(AFR) — Multinational explosives company Orica’s profit has been slashed in half after its major mining customers were hit with the one-two punch of Covid-19 curbing mining activity and Canberra’s souring diplomatic relations with Beijing hitting Australian coal exports.
India has taken some of the coal rejected by China but Orica’s new chief executive officer Sanjeev Gandhi said the devastating Covid-19 outbreak on the subcontinent might curb the appetite for the Australian export.
The uncertainty around rising Australia-China trade tensions and the pandemic means Gandhi won’t issue firm guidance after first half profit dived 53.6% to A$76.7 million ($59.2 million) and revenue declined 8.9% to A$2.6 billion.
Gandhi also announced in the half year results Orica wants to sell Minova — mining and civil engineering business — which it bought for about A$1.5 billion in 2007 but after a series of major writedowns is now worth just A$90 million.
Gandhi said the results were in line with its February update — where the company warned of a A$125 million earnings downgrade — and “reflect the impact of various market factors.”
“In the last few days, the rhetoric between Australia China just escalated which is unfortunate because both economies are interdependent, and need each other,” he said.
He hopes the political tensions will de-escalate because the two country’s commercial “inter-dependencies are so strong.”
“But that is just the hope, when that will happen in anybody’s guess.
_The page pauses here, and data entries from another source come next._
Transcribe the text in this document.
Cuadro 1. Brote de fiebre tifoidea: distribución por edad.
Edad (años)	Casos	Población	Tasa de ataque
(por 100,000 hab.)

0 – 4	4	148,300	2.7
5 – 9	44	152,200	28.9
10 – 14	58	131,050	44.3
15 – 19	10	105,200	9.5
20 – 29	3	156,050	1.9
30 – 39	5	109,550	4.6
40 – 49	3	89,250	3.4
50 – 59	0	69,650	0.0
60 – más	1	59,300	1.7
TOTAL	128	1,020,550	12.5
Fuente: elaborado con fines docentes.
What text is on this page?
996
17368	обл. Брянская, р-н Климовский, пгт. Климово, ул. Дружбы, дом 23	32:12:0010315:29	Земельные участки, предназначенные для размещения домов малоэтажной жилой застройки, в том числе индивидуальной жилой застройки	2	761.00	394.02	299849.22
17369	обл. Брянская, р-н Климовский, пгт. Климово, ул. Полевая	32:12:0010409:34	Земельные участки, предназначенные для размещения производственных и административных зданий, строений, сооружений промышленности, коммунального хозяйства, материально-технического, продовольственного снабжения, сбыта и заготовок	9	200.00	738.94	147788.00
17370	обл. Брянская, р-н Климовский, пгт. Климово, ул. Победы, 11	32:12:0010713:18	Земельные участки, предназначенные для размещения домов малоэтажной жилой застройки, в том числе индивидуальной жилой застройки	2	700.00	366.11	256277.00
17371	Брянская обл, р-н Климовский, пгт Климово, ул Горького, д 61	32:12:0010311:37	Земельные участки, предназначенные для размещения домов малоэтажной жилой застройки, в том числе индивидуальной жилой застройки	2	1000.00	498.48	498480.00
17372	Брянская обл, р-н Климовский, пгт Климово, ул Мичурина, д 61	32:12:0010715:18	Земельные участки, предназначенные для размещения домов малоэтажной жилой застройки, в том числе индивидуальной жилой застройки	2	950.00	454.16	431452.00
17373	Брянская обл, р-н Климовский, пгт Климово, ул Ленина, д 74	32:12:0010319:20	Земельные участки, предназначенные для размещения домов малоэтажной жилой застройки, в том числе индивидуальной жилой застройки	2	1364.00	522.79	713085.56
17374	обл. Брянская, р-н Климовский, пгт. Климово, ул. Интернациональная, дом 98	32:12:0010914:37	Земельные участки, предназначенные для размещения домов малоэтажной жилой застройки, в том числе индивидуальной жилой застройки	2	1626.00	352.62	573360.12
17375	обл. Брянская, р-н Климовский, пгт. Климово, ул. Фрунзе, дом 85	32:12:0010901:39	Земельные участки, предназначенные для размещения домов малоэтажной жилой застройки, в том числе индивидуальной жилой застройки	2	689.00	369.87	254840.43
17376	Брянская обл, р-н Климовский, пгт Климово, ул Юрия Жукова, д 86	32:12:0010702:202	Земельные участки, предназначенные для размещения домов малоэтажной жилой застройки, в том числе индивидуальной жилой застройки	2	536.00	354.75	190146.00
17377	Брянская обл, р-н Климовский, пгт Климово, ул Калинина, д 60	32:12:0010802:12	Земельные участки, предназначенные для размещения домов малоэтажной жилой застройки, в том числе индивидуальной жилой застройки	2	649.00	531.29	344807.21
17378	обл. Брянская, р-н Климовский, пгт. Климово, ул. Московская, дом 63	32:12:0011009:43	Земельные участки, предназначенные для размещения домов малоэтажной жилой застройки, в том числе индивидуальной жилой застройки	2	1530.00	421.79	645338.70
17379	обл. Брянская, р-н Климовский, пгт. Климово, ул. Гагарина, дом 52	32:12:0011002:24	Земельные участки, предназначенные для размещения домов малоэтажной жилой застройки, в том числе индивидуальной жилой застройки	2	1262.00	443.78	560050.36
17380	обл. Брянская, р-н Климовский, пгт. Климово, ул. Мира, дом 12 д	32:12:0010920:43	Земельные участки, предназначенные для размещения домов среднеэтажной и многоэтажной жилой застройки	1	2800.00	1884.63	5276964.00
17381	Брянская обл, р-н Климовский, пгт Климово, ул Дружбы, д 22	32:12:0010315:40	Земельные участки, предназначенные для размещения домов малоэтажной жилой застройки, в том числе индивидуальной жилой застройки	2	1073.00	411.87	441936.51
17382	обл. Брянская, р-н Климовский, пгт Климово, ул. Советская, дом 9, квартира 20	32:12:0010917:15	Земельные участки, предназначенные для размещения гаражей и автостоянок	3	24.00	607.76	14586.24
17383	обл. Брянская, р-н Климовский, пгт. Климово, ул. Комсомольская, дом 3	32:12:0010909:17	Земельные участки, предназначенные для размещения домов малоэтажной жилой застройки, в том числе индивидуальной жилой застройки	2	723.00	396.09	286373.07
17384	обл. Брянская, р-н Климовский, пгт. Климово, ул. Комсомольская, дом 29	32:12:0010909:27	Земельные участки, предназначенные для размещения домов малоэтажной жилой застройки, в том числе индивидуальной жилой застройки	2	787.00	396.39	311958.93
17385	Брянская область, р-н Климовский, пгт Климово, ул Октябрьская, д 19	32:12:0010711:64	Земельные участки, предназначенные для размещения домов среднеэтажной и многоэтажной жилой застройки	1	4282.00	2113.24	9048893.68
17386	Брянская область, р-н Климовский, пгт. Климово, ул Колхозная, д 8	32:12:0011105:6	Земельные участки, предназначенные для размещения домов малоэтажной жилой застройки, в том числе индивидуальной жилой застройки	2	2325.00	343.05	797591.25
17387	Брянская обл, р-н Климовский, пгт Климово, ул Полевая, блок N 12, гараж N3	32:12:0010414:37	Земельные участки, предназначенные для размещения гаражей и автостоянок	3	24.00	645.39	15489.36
And that’s why I’ve been a bit prudent and cautious about the outlook for the second half of the year.“
Gandhi said Orica has observed that its Australian mining clients have found alternative coal markets — in Japan, South Korea, Taiwan and India.
But he said there were two unquantifiable uncertainties: the impact of Covid currently on India, which takes a significant share of Australian coal exports and is recording 400,000 Covid cases per day; and whether this will mean less demand for Orica products and services in the coal sector in Australia.
The recent surge in Covid-19 cases in Canada, mine closures and curtailment in Europe, Africa and Latin America, social unrest in Peru and strikes in Chile have also reduced demand for Orica’s services.
Orica is the world’s largest provider of explosives and commercial blasting systems, supplying the mining, oil and gas and construction customers.
“While we expect a better second half than the first, given uncertainties remain around market factors, we expect the second half EBIT [earnings before interest and tax] to be lower than the [previous corresponding period],” said Gandhi.
“We remain cautious about the short-term outlook.”
The strong Australian dollar has appreciated significantly against most of Orica’s major trading currencies, negatively reducing earnings when translated into the local currency across all segments.
Orica told the market it intends to run a sale process for the Minova business, which provides ground control solutions for the mining, civil, tunnelling, geotechnical and construction industries.
“While Minova has delivered a substantially improved performance in recent times, it has been identified as non-core. Therefore, we will consider selling at an appropriate price,” Gandhi said.
Gandhi took over from former chief executive Alberto Calderon in February.